The three mechanisms are apparently different in various aspects such as the role of the different players in the underlying Stackelberg game (leader vs. follower), and whether or not there is a requirement for secrecy (Mechanism 1 requires to keep r secret while Mechanism 2 need no secrecy). Interestingly, they are equivalent in the conditions they impose on the cost c and the principal’s loss. We present a proof below.

Note that we consider the general case of different valuations of the agent and the principal (as in Sect. 6)—the agent’s value is \(v_a\) and the principal’s value is \(v_p.\)

In Mechanism 2, the agent’s expected utility for reporting b is:

$$G(b) \cdot (v_a - b + \widehat{G}(b)/G(b))$$

A higher b means a higher probability G(b) of receiving the object but also a higher purchase price. The agent calculates the optimal b by solving an optimization problem. The derivative w.r.t. b is:

$$\begin{aligned}&G' \cdot (v_a - b + \widehat{G}/G)+ G\cdot (-1 + (G^2-\widehat{G}G')/(G^2))\\&\quad = G'\cdot (v_a-b) \end{aligned}$$

Since G is an increasing function, \(G'\) is positive, so this expression is positive when \(b<v_a\) and negative when \(b>v_a,\) so the expected utility of the agent is maximized when \(b = v_a.\) Then his expected utility is:

$$U_{\text{coop}}(G) = E[G(v_a)\cdot (v_a - v_a + \widehat{G}(v_a)/G(v_a))] = E[\widehat{G}(v_a)]$$

Similarly, when the agent does not compute \(v_a,\) his utility is maximized when \(b = E[v_a],\) which gives him a utility of:

$$U_{\text{heur}}(G) = \widehat{G}(E[v_a])$$

These utilities are exactly as in Mechanism 1 and Equation (5).

Therefore, Theorem 1 is valid as-is for Mechanism 2, and the mechanism is applicable iff \(c < E[\max (0, v_a-E[v_a])],\) using the same cdf \(G^*\) of (1).

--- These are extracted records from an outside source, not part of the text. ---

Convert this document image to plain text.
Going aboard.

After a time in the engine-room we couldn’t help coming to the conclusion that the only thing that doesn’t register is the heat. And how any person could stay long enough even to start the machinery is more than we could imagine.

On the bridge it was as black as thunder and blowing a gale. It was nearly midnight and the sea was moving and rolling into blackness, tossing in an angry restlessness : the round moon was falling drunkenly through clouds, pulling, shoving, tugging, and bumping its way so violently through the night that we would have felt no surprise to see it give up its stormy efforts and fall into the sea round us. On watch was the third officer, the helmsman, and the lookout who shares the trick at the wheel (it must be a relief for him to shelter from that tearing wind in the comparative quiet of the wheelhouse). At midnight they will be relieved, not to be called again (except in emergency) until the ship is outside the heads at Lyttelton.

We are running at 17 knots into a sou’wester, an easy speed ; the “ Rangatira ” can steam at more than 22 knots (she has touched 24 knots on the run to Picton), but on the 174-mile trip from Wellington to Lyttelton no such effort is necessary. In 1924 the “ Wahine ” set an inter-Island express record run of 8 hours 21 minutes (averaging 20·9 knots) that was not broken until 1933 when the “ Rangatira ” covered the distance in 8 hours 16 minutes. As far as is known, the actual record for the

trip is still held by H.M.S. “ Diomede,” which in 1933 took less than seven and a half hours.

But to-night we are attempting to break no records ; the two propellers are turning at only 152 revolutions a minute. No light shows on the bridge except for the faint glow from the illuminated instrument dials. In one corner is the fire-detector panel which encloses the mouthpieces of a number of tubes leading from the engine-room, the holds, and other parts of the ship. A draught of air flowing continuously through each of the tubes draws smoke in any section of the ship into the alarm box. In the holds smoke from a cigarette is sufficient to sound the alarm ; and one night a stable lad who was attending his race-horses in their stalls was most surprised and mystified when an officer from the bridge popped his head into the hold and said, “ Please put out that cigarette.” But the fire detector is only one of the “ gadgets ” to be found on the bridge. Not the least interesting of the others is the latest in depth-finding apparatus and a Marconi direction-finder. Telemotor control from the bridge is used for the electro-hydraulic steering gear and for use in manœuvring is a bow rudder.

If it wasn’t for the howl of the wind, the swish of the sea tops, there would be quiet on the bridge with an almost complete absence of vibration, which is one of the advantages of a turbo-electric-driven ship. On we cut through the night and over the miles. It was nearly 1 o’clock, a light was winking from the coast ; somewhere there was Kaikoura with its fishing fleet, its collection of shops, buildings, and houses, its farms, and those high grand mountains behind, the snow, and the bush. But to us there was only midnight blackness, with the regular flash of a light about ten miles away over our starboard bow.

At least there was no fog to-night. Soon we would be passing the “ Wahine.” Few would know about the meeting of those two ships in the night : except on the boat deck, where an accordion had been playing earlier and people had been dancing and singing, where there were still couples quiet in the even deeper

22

Moreover, the principal’s loss \(L_{\text{net}}\) is exactly as in equation (6). Therefore the principal has to solve the problem (8) for minimizing her loss, and the minimal loss is the same. In particular, in the common value setting \(v_a=v_p,\) the principal’s loss can be made arbitrarily close to the computation cost c.

In Mechanism 3, in step 2, the agent has to decide whether or not to receive the object for a payment of t. Calculating \(v_a\) may help him decide:

• If the agent calculates \(v_a,\) it is optimal for him to say “yes” iff \(v_a > t,\) so his utility is \(E[p\cdot \max (0, v_a-t)].\)

• Otherwise, it is optimal for the agent to say “yes” iff \(E[v_a]>t,\) so his expected utility is \(p\cdot \max (0,E[v_a]-t).\)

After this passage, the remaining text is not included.